All of the above implemented:
use std::thread;
use std::old_io::timer;
use std::time::duration::Duration;
fn main() {
let vin = vec![1.4f64, 1.2f64, 1.5f64];
let mut guards = Vec::with_capacity(3);
for inval in vin {
guards.push(thread::scoped( move || {
let ms = (1000.0f64 * inval) as i64;
let d = Duration::milliseconds(ms);
timer::sleep(d);
println!("Waited {}", inval);
10.0f64 + inval
}));
}
for guard in guards {
let answer = guard.join();
println!("{}", answer);
};
}
In supplement of Ker's answer: if you really need to mutate arrays within a thread, I suppose the most closest valid solution for your task will be something like this:
use std::thread::spawn;
use std::old_io::timer;
use std::sync::{Arc, Mutex};
use std::time::duration::Duration;
fn main() {
let vin = Arc::new(vec![1.4f64, 1.2f64, 1.5f64]);
let answers = Arc::new(Mutex::new(vec![0f64, 0f64, 0f64]));
let mut workers = Vec::new();
for i in 0..3 {
let worker_vin = vin.clone();
let worker_answers = answers.clone();
let worker = spawn( move || {
let ms = (1000.0f64 * worker_vin[i]) as i64;
let d = Duration::milliseconds(ms);
timer::sleep(d);
println!("Waited {}", worker_vin[i]);
let mut answers = worker_answers.lock().unwrap();
answers[i] = 10.0f64 + (worker_vin[i] as f64);
});
workers.push(worker);
}
for worker in workers { worker.join().unwrap(); }
for answer in answers.lock().unwrap().iter() {
println!("{}", answer);
}
}
In order to share vectors between several threads, I have to prove, that these vectors outlive all of my threads.

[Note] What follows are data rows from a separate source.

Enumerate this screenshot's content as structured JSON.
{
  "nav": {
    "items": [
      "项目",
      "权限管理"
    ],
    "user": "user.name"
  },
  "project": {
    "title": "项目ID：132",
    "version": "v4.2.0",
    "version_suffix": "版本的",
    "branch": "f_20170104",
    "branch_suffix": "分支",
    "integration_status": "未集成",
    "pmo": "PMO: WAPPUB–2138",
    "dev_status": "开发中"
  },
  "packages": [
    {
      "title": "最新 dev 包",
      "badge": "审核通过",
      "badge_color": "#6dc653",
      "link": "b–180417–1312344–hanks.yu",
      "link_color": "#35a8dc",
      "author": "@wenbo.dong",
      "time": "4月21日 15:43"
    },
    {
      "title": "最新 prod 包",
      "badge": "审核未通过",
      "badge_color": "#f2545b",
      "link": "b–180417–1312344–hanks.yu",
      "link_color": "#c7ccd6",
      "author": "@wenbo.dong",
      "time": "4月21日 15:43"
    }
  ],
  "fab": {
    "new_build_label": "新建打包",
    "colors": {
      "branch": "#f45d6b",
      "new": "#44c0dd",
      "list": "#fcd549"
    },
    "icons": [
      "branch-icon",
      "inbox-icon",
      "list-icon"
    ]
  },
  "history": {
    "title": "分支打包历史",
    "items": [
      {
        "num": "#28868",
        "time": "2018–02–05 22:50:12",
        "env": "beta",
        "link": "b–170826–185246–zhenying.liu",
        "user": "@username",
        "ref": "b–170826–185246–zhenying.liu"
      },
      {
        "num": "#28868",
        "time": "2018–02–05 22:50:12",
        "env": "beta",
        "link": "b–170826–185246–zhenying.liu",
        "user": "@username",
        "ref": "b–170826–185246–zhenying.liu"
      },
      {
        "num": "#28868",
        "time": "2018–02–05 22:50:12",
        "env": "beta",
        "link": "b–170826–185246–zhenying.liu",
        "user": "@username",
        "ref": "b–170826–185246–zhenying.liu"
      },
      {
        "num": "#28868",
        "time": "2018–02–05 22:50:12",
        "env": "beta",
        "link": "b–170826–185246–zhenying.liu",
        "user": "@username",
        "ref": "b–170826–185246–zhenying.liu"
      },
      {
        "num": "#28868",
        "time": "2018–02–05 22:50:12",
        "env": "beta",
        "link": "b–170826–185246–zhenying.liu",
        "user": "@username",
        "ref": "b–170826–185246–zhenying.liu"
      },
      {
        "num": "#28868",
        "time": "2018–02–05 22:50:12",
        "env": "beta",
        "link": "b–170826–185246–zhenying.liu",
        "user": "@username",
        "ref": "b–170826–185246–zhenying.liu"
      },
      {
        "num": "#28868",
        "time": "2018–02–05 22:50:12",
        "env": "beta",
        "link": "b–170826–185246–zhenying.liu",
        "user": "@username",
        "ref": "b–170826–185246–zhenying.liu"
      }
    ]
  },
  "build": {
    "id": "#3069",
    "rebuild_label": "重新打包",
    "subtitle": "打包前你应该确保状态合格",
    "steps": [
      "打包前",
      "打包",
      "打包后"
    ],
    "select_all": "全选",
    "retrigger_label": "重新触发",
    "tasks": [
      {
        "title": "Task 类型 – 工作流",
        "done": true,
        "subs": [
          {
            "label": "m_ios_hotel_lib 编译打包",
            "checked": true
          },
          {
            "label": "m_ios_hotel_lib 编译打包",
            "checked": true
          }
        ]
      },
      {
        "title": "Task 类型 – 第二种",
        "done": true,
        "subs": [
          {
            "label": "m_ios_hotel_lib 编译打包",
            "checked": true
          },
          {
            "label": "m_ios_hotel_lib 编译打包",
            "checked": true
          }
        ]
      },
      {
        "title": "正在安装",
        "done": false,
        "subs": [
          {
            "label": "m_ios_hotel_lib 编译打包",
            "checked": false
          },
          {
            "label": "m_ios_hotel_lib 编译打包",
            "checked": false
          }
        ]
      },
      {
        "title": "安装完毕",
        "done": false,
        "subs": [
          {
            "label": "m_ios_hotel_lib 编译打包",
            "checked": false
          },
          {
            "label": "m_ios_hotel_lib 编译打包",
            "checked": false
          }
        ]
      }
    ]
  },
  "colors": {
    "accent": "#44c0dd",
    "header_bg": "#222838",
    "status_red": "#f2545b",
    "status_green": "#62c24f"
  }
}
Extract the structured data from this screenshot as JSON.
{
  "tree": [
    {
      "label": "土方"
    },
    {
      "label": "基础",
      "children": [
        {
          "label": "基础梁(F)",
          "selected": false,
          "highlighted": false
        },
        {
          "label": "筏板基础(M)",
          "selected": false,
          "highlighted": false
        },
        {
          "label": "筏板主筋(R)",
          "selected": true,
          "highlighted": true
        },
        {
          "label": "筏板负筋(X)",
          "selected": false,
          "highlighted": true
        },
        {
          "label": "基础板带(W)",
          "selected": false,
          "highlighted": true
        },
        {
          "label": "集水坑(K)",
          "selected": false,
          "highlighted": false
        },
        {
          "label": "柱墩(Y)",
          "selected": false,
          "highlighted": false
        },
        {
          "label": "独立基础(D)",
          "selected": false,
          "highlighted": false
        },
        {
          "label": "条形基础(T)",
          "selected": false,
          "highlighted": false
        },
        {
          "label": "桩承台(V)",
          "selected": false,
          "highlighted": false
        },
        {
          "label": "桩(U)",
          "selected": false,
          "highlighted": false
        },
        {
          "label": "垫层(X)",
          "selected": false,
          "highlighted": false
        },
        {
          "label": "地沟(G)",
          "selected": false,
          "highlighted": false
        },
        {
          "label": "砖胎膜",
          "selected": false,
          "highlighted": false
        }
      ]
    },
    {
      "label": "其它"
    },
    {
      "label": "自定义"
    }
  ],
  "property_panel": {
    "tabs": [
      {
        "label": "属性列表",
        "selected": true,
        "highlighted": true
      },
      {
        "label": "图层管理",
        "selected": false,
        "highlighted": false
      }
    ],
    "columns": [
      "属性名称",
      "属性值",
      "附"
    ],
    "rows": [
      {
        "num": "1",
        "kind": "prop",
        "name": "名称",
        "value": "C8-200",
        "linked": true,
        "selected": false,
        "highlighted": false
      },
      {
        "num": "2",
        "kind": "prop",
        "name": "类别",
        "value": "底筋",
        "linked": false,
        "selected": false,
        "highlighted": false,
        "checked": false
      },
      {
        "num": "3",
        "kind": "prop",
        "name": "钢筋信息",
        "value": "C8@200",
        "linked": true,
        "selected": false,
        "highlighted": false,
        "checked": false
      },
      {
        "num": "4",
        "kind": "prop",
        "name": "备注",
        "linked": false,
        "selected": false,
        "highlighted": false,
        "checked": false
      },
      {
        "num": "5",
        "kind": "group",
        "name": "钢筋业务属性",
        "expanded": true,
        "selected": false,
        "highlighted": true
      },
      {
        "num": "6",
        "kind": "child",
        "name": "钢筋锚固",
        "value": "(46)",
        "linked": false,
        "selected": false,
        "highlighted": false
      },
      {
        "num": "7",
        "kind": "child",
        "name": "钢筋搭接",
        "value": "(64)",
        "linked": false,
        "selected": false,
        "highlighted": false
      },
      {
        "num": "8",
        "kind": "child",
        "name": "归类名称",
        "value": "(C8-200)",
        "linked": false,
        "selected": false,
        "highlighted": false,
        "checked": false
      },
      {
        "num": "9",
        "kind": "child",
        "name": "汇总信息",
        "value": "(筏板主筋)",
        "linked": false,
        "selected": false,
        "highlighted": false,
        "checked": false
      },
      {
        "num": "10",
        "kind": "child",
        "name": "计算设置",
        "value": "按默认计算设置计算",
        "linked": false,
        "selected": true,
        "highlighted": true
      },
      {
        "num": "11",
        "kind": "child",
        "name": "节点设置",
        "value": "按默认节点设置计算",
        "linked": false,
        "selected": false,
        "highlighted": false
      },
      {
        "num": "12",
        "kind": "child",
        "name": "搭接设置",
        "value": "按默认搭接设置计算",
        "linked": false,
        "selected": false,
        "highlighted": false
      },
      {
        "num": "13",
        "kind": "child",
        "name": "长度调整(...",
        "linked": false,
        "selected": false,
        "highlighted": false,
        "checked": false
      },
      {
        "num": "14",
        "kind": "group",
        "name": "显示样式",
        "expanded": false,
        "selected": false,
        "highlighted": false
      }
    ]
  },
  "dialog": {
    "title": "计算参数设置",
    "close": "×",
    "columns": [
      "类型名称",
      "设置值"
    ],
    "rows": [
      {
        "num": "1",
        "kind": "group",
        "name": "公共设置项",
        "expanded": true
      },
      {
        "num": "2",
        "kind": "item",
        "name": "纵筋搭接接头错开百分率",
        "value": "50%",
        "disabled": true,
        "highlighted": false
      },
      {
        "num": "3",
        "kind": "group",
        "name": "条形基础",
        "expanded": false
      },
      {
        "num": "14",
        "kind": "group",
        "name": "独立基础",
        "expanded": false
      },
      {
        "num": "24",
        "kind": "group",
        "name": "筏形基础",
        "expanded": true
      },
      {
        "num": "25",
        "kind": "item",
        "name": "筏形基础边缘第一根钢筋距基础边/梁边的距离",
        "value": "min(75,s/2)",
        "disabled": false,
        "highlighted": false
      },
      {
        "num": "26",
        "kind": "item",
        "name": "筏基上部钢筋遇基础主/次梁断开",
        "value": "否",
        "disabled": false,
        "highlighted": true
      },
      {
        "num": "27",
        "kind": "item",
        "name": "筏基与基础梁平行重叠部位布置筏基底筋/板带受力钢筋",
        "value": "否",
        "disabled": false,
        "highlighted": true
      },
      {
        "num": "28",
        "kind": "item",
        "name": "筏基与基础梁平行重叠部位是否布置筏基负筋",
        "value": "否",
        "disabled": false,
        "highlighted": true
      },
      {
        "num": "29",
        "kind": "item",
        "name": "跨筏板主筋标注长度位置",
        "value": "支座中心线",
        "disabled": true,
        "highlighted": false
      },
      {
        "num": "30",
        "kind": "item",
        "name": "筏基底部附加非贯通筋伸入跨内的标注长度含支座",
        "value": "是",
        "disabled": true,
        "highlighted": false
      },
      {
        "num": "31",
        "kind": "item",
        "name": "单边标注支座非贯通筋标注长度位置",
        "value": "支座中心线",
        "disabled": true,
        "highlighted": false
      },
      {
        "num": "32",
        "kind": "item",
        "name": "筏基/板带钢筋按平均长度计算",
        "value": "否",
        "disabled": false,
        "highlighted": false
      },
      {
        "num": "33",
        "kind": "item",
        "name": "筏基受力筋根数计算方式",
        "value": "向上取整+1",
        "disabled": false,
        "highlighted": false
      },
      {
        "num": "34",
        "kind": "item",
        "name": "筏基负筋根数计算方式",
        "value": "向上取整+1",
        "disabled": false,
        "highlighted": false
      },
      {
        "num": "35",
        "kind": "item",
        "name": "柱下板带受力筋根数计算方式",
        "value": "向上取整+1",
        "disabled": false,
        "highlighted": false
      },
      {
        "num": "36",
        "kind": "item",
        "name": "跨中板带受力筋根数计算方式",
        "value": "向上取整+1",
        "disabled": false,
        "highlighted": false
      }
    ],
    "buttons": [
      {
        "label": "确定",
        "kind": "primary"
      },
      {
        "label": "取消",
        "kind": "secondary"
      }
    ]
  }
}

I cannot use just Vec, because it will be destroyed at the end of main block, and another thread could live longer, possibly accessing freed memory. So I took Arc reference counter, which guarantees, that my vectors will be destroyed only when the counter downs to zero.
Arc allows me to share read-only data. In order to mutate answers array, I should use some synchronize tools, like Mutex. That is how Rust prevents me to make data races.